That about sums up how many Canadians seem to be feeling about their bosses.

A survey by Indeed.com earlier this year found that 83 per cent of Canadians are not happy with their pay.

And you’d think if markets worked the way we are told they should that the lowest unemployment rate since 1976 should be producing some decent pay raises as employers sweeten pay packages in order to retain and recruit workers.

Instead, the average hourly wage rate for available jobs barely increased in 2017. Adjusted for inflation or real average wages between 2005 and 2015 grew by less than 1 per cent a year. In other words, hardly at all.

It’s tough to grow the economy past what business economist Armine Yalnizyan calls the “slowth” rate when wages are virtually stagnant, and women are still dealing with sexist wage discrimination.

The federal government made a step in the right direction during the federal budget this month when it announced a proactive pay equity law.

Lifting up women’s wages would make such a difference to the economy. But it is going to take time for this law to result in real change for women.

According to Yalnizyan, wages and salaries as a share of Canada’s GDP is at an all-time low, dropping to 43.6 per cent in 2017, compared to a high of 51 per cent in 1976.

At the same time, and partly because of low wage growth, household debt levels are reaching stratospheric levels. By the end of last year, the average household debt to income ratio had grown to a whopping 172 per cent. Canadians are spending way more than they are earning. But this consumer spending has been fueling the anemic economic growth. Yalnizyan notes that consumer spending now accounts for the biggest share of GDP since 1961 when such data began to be collected.

In the meantime, the OECD has found that Canada’s household debt to GDP ratio is now higher than any of the 35 nations it monitors, both developed and developing countries.

Accordingly, this leaves Canada’s economy especially vulnerable to shocks. Just last week, the Bank for International Settlements, a global central banker, said that Canada, China and Hong Kong are most at risk of having a banking crisis.

This when most working Canadians have not recovered from the last financial crisis.

The central banker has red flagged maxed-out credit cards and high debt levels as the reason for concern.

It combines for a bit of a perfect, or imperfect storm, for Canadian families.

Rising debt loads, rising interest rates, stagnant wages, but a red-hot job market.

This is a recipe for more than a few economic headaches including for governments seeking re-election.

Low unemployment numbers should be fueling some optimism among Canadians, but the mounting debt loads and crappy pay may be just the fuel needed to propel populist Conservative politicians.

We have seen this narrative unfold in other parts of the world.

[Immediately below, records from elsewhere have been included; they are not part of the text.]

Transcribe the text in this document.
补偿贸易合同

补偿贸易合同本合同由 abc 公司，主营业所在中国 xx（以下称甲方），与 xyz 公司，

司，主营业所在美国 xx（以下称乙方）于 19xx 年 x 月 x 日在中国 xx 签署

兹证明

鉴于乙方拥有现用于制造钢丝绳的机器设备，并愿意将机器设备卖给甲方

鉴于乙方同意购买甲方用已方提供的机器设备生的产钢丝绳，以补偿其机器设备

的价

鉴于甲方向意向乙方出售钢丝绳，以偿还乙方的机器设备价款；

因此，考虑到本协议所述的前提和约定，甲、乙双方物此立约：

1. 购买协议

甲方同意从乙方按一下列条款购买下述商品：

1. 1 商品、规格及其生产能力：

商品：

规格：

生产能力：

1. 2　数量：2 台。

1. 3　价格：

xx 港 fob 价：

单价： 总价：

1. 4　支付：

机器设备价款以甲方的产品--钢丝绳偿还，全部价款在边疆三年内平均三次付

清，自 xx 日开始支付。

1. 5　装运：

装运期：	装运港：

It could happen in Canada, too.

Frank Graves, of Ekos Polling, has said that Canada must not be smug about the possibility of right-wing populism taking hold here. Too many Canadians are angsty. And politicians and Canadians who wish to build a more inclusive egalitarian society need to pay attention.

“This is a product of a period of economic stagnation for many and disappointment with the elite prescription that was supposed to make everything better but has left an awful lot of the population feeling very, very poor about their economic future."

For many decades in the developed world there was an unwritten social contract, one based in shared prosperity, but globalization changed the rules and eventually resulted in a reneging on that social contract.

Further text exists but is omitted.